Er wordt gestreefd naar handhaving en zo mogelijk verbetering van de karakteristieke,

historische gegroeide ruimtelijke structuur en de ruimtelijke beeldkwaliteit van de dorpskern als geheel. De hoofdkarakteristieken van het beschermd dorpsgezicht worden bepaald door:

  • de nagenoeg nog geheel gave plattegrond van een radiaal opgebouwd wierdedorp met binnen elkaar gelegen cirkelvormige wegen met daartussen (als spaken in een wiel) meerdere smalle verbindingswegen;
  • het middelpunt van het dorp, met de monumentale witgepleisterde kerk met de direct daar rond omheen lopende gracht en binnenste ringweg ’t Loug, nog versterkt door de bomen aan weerskanten van de weg;
  • de compacte structuur en historische karakteristieke van de rondom ’t Loug gelegen bebouwing, die voor een deel als monument is aangewezen, waarvan de gevels zich voegen naar het historische wegbeloop, en die een grote mate van eenheid bezit in de eenvoudige bouwwijze en in het karakteristieke materiaalgebruik van Groninger rode bakstenen en rode of grijsblauwe dakpannen;
  • de buiten het dorpscentrum iets opener maar voortgezette bebouwingsstructuur langs de oudere radiale wegen (Hoofdweg-Noord en –Zuid en Melkweg) en de nieuwere radiale weg (Spaarbankweg);
  • de achter de bebouwing langs ’t Loug gelegen open (moes)tuinenzone, waarvan (met name in het westelijk deel) de beplanting op de erfgrenzen de oude wierdevoet markeert;
  • de grote groene ruimte direct ten westen van de oude dorpskom, waarvan het open karakter wordt geaccentueerd door de omgrachte boerderij tussen de dorpswierde en de Dijkstraat;
  • de over het algemeen eenvoudige inrichting van de openbare ruimte, die zich met name rondom ’t Loug kenmerkt door smalle rijbanen en de toepassing van klinkermaterialen, en die bijdraagt aan de herkenbaarheid en belevingswaarde van ruimtelijk-historische karakteristiek van het dorp;
  • de historische, bochtachtige dijktracé van de ‘olde dijck’, met het brede, naar beide kanten zwak glooiend dijkprofiel, met aan de buitenzijde een bebouwingslint van vrijstaande, merendeels kleine dijkhuisjes.

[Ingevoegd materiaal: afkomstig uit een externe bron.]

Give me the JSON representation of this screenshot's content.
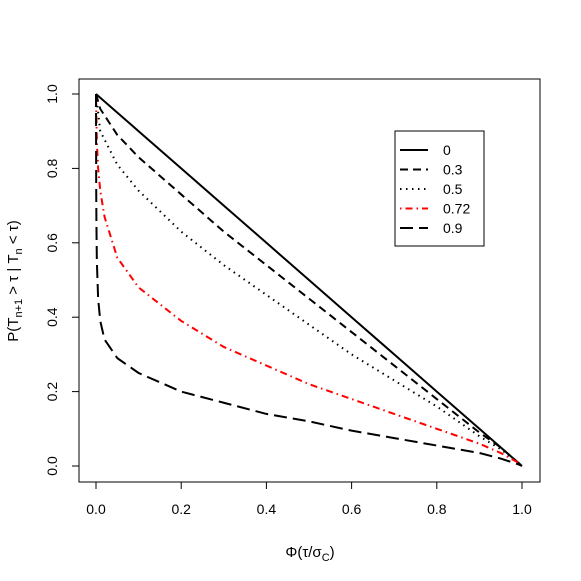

Handhaving en zo mogelijk versterking van de karakteristieke, historisch gegroeide ruimtelijke structuur en de ruimtelijke beeldkwaliteit wordt mede nagestreefd via toepassing van de Monumentenwet (monumentenvergunning en sloopvergunning) en van de welstandstoetsing. (De Erfgoedwet heeft inmiddels de Monumentenwet 1988 vervangen als het gaat om gebouwde monumenten en archeologie. De wet is op 1 juli 2016 ingegaan.)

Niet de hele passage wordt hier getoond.